The following day, July 18, the Commission of Fine Arts met and recommended the same common obverse (#19) as the Citizens Coinage Advisory Committee chose for the 2020 Naismith Memorial Basketball Hall of Fame three-coin commemorative coin program, but selected a different reverse design (#17) submission.
The recommended obverse is also the favored design of the Hall of Fame. It captures three players going for a basketball, with one of them in a wheelchair, capturing the inclusivity of the sport.
The 20 proposed obverse designs that were considered were created by artists who participated in a public competition conducted by the U.S. Mint.
The reverse design that the CFA recommended depicts a basketball just as it is descending through the hoop. Some refinements and changes were requested to the design.
In a letter to Mint Director David Ryder, CFA Assistant Secretary Frederick Lindstrom requested coordination of the fonts for the selected obverse and reverse designs.

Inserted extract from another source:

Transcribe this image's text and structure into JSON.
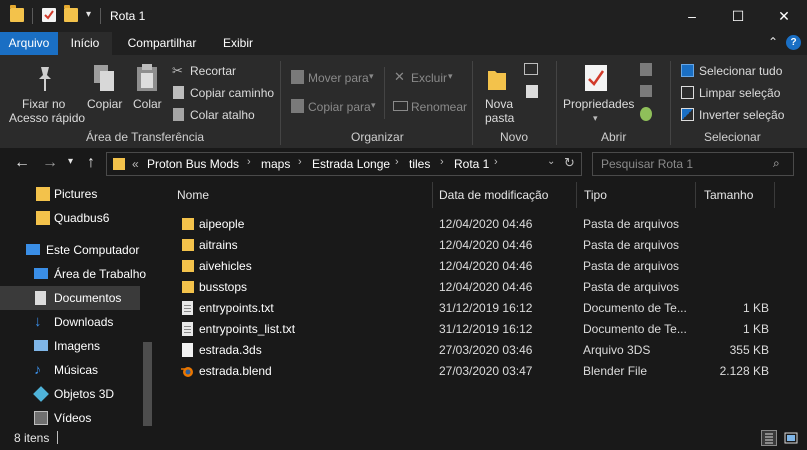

He also requested alterations to the design stating, “They requested further refinement of reverse #17, questioning the excessive elongation of the players’ arms, which may not be resolved by simply projecting the flat drawing onto the coin’s curved surface; they also suggested that the basketball be placed equally beyond the reach of all three players. In addition, they requested coordination of the fonts for the selected obverse and reverse designs.”
The common obverse and reverse designs will be used for the gold $5 coin, silver dollar and copper-nickel clad half dollar.
The CFA considered 23 proposed designs rendered by the U.S. Mint’s engraving staff and Artistic Infusion Program.
The obverse and reverse designs which receive final approval by Treasury Secretary Steven Mnuchin or his designee will be sculpted for the die production process by members of the Mint’s engraving staff.
The approved designs are scheduled to be unveiled Sept. 6 at the Hall of Fame in Springfield, Massachusetts, during the annual enshrinement ceremony.